The LNP has been desperately, if quietly and not very successfully, trying to stop its sitting MPs from retiring from political life. And this is why.

Queensland — along with Western Australia — is at an absolute high tide mark in terms of its hold on federal seats. At the last election, the LNP won 77 per cent of the federal seats in Queensland.

The Coalition won a minority of the seats in the mainland states outside Queensland and WA.

That means at the next election, the loss of any Queensland and WA seats has to be made up in other places, which currently doesn’t seem all that likely. Scott Morrison, after all, didn’t even win the majority of seats in his home state of NSW at the last election.

The LNP now faces the prospect of sitting members retiring in three of its regional Queensland seats: Flynn (Ken O’Dowd); Christensen (Dawson); and there is internal party concern that Phillip Thompson may not recontest in Herbert.

That’s before you start looking at seats in Brisbane.

How do the LNP’s climate policies fit in?

The perception that the current position of the Coalition was created by its climate policies (the ones it refuses to have) leaves the government in a defensive tactical mindset with the prospect of having to find the resources to defend a lot of seats, with a lot of new candidates.

It won a lot of blue collar voters who had been told to be worried about their post-coal future, and wants to hold on to them. Labor is trying to win them back by pledging there are jobs to be had in a renewables energy world.

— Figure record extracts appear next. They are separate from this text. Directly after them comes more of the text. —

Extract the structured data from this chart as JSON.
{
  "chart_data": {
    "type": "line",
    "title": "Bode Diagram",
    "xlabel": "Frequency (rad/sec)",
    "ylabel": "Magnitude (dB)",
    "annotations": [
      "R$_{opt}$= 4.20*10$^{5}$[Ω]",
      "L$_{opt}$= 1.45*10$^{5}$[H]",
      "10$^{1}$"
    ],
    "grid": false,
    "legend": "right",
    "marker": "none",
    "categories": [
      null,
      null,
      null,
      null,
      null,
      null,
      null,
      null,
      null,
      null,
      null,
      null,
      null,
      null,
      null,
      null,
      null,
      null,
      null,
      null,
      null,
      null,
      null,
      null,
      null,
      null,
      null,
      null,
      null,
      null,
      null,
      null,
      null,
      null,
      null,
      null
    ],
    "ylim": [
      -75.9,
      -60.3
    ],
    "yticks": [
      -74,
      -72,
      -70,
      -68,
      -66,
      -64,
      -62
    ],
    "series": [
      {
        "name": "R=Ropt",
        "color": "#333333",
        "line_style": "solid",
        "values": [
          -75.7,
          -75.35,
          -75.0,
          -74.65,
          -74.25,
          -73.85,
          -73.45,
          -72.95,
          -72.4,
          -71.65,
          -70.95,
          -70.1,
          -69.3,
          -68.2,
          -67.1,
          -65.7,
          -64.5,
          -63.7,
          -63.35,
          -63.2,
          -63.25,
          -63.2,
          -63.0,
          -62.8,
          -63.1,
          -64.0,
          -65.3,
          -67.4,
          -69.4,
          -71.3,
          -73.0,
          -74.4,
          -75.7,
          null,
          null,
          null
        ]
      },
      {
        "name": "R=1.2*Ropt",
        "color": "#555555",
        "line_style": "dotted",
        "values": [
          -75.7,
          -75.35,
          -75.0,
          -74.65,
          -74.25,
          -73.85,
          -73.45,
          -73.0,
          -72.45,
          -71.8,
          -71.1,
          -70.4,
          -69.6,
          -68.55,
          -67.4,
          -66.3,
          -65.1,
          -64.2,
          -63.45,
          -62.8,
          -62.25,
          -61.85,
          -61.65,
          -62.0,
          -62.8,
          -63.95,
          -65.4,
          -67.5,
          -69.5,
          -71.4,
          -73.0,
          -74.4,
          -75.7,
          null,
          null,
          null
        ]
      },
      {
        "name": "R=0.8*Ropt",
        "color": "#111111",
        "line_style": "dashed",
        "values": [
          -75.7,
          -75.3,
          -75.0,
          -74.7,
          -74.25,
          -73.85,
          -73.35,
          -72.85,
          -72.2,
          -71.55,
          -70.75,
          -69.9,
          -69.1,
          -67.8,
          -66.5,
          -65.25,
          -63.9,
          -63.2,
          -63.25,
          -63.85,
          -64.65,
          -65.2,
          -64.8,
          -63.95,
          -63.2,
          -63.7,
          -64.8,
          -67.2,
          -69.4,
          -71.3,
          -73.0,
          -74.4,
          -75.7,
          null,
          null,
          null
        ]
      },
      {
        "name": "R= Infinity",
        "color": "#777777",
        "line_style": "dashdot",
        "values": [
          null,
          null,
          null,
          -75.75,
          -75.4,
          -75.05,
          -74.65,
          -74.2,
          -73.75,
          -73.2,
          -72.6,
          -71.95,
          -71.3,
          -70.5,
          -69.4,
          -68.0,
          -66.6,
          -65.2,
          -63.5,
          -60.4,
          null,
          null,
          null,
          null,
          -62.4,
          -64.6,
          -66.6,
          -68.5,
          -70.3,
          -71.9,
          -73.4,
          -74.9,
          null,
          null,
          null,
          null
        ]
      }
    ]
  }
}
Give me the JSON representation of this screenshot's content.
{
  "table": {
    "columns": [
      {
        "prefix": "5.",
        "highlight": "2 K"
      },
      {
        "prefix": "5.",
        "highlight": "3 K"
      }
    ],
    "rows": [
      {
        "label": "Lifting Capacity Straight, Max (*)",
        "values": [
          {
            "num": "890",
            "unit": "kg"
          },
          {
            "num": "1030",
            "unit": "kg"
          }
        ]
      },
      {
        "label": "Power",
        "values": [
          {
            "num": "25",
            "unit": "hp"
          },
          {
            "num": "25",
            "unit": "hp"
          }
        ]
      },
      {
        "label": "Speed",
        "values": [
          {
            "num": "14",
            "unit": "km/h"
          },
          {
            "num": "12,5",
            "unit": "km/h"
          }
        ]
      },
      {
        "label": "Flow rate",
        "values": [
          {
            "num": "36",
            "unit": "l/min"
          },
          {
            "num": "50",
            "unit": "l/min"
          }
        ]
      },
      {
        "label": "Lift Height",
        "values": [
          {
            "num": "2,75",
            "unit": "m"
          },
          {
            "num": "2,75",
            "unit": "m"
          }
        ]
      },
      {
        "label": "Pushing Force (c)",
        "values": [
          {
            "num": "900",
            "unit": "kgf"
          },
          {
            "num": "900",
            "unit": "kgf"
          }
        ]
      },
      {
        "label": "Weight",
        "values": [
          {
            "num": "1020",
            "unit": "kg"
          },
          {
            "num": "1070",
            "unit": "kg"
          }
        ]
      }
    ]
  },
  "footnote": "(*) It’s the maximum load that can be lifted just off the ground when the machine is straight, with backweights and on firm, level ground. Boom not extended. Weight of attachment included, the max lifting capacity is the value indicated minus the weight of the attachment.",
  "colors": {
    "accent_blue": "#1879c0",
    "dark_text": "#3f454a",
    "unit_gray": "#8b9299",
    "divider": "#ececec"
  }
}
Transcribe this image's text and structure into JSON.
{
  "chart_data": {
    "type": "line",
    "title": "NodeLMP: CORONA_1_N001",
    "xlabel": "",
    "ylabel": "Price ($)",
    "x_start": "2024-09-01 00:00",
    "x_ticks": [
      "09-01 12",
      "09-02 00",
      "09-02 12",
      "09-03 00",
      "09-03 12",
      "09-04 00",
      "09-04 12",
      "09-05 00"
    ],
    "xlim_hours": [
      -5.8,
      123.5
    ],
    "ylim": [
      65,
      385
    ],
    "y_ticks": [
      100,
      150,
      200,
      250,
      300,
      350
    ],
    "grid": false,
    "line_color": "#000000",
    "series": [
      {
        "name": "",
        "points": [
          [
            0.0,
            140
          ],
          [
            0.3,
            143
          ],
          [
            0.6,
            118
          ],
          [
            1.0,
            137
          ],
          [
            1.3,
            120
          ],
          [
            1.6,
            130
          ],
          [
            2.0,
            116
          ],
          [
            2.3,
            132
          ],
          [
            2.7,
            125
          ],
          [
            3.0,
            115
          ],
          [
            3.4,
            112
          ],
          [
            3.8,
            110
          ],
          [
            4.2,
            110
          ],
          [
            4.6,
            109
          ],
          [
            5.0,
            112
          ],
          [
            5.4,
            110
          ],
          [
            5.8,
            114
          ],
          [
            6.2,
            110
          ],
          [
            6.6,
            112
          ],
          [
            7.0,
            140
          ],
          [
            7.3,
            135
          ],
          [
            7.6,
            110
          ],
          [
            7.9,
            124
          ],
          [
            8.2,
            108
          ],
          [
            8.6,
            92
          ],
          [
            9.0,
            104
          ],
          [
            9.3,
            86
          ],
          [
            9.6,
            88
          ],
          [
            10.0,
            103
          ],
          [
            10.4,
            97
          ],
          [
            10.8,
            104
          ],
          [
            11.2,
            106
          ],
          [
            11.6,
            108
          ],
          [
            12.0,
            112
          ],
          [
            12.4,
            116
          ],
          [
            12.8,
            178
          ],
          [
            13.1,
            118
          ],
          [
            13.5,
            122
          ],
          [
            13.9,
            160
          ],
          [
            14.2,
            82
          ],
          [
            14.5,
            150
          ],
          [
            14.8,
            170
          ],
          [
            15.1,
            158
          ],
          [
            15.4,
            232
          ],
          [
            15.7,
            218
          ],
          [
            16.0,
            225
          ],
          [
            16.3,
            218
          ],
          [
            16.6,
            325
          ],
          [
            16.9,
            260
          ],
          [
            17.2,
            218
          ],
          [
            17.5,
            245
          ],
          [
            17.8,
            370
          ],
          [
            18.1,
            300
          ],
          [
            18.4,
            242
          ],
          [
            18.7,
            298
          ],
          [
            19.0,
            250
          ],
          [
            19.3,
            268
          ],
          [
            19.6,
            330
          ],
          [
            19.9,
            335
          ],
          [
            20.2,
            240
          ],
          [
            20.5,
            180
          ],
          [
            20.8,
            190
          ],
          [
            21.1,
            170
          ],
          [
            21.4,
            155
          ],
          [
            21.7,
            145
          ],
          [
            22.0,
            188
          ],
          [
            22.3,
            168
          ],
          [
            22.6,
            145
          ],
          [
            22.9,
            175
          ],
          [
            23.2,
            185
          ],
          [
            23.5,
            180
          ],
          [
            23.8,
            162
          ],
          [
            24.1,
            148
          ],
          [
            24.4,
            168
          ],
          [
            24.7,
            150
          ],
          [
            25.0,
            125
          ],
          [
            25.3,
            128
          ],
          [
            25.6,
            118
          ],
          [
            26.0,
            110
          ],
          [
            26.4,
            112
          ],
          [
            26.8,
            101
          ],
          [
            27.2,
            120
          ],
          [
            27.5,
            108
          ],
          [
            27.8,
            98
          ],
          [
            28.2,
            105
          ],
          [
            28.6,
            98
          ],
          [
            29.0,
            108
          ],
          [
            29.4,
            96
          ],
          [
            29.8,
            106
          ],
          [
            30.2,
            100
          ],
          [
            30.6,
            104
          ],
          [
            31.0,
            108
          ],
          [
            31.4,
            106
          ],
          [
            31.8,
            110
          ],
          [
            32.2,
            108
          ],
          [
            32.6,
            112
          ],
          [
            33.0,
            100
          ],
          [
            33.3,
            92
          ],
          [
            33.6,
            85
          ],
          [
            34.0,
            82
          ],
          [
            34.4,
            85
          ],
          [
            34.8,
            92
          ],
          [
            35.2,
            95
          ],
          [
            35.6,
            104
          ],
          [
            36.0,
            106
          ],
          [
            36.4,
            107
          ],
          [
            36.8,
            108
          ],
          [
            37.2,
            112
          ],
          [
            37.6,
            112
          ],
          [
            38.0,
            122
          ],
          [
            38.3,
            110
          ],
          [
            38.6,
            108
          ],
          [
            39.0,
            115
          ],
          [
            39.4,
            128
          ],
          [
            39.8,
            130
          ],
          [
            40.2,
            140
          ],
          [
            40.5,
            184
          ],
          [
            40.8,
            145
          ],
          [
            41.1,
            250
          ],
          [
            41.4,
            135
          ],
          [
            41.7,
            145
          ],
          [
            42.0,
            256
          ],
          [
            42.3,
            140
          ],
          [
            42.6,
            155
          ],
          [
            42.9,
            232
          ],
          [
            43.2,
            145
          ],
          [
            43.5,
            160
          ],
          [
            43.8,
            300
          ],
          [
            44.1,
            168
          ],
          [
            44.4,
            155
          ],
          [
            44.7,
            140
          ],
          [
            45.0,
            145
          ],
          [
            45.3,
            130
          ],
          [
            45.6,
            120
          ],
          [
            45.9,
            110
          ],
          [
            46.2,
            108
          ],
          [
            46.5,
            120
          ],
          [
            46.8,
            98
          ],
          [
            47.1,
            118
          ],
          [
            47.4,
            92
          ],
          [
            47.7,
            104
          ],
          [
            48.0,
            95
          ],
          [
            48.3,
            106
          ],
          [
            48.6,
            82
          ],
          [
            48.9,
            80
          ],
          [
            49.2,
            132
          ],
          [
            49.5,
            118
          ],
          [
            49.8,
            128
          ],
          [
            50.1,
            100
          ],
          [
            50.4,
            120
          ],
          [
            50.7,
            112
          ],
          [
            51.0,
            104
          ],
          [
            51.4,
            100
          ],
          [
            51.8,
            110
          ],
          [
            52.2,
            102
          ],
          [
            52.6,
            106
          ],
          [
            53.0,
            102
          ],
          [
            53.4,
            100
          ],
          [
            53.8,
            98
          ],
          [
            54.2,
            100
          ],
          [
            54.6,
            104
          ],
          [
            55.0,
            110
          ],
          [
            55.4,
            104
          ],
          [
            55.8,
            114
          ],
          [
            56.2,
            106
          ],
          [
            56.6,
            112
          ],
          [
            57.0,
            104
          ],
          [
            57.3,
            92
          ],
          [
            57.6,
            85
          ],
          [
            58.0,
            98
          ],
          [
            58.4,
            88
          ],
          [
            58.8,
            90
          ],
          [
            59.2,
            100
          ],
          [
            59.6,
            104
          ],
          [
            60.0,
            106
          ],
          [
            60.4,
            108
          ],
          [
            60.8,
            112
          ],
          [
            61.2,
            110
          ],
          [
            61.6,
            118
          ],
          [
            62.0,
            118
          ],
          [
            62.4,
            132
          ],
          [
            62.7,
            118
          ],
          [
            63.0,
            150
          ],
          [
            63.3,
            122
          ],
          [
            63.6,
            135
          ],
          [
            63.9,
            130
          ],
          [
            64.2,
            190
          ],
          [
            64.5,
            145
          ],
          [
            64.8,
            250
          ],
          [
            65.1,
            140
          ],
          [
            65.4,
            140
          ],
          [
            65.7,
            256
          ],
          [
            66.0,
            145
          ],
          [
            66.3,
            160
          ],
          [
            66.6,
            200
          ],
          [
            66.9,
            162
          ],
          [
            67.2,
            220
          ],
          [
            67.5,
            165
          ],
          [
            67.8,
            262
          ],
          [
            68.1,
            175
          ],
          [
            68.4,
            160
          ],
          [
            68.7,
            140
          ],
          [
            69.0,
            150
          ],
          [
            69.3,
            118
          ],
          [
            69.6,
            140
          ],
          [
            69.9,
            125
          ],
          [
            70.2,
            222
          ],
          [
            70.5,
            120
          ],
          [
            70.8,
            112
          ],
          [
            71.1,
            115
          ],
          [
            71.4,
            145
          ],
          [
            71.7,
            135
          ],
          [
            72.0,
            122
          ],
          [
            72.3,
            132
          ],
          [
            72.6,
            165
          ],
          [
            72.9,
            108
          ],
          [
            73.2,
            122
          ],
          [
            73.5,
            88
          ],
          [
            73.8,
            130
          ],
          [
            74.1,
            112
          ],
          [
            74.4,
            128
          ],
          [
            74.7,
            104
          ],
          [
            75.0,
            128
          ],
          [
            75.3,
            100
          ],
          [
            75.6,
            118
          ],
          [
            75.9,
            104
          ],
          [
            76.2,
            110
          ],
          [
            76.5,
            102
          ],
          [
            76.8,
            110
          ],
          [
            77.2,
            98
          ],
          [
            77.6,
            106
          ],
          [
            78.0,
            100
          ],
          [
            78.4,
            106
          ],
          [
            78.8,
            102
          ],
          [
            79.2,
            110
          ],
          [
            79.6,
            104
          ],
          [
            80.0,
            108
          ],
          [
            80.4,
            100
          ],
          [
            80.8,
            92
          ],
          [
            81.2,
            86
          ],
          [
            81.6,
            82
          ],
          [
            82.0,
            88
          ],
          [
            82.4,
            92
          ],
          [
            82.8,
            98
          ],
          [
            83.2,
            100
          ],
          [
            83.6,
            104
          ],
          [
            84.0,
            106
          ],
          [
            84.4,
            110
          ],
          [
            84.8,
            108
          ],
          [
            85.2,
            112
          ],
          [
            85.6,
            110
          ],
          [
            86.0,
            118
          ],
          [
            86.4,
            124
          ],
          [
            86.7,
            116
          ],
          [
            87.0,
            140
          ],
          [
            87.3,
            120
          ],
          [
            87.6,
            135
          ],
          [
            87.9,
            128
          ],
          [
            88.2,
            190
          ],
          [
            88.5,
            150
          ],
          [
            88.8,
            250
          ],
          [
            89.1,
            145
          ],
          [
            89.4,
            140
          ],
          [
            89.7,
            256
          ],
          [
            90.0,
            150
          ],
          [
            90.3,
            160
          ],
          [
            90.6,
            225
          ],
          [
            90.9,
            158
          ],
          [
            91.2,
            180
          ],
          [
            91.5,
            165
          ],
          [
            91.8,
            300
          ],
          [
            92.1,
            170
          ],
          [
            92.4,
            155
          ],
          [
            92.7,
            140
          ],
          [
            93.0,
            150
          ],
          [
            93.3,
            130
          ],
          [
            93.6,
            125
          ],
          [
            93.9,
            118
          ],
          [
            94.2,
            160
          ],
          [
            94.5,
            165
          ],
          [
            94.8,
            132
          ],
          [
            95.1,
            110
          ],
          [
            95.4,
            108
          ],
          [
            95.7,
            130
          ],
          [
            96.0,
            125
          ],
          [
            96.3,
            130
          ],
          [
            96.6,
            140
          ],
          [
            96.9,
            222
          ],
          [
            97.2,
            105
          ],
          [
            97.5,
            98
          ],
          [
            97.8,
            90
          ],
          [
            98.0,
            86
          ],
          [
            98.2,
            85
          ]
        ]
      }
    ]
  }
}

The most recent state breakdown of the two-party preferred vote in Queensland by Newspoll, showing the Coalition at 53 per cent, down from 58.4 per cent at the election, only reinforces the Coalition’s defensive mindset. It’s not looking for policy positions to win seats in the other states, just to hold onto the ones it has got.

That is what creates the caution in the policy positions, rather than the number of actual MPs who are stirring up trouble for the PM on coal or any other issue.

Other policy decisions are being influenced

If you needed more proof of how this balance of seats infects major policy decisions, look at this week’s announcement by new Defence Minister Peter Dutton that he would be rejecting the Brereton inquiry recommendation that the meritorious unit citation be removed from special forces troops who served in Afghanistan.

Dutton said the recommendation didn’t pass “the pub test” when thousands of soldiers would be tarnished by the actions of a handful of their colleagues.

This rather overlooked the thinking behind the recommendation, which in turn had been endorsed by the chief of the Defence Force, Angus Campbell — himself a former special forces officer — who must have understood exactly the gravity of his call before he made it.

The Brereton inquiry said its findings of credible evidence of 39 unlawful killings by Australian soldiers represented a “profound betrayal of the Australian Defence Force’s professional standards and expectations”, which were thus “not meritorious”.

It recommended the revocation of the unit citation “as an effective demonstration of the collective responsibility and accountability of the Special Operations Group as a whole for those events”.

Stripping the citation was seen as an important part of a much needed cultural overhaul in the special forces.

By happenstance, the special forces, and the defence vote more generally, hold a huge sway in a number of Perth seats, and also in the Townsville seat of Herbert.

It’s all enough to focus a prime ministerial mind on some targets of his own. But not necessarily any that will drive a comprehensive strategy to rebuild the Australian economy in a decarbonised world?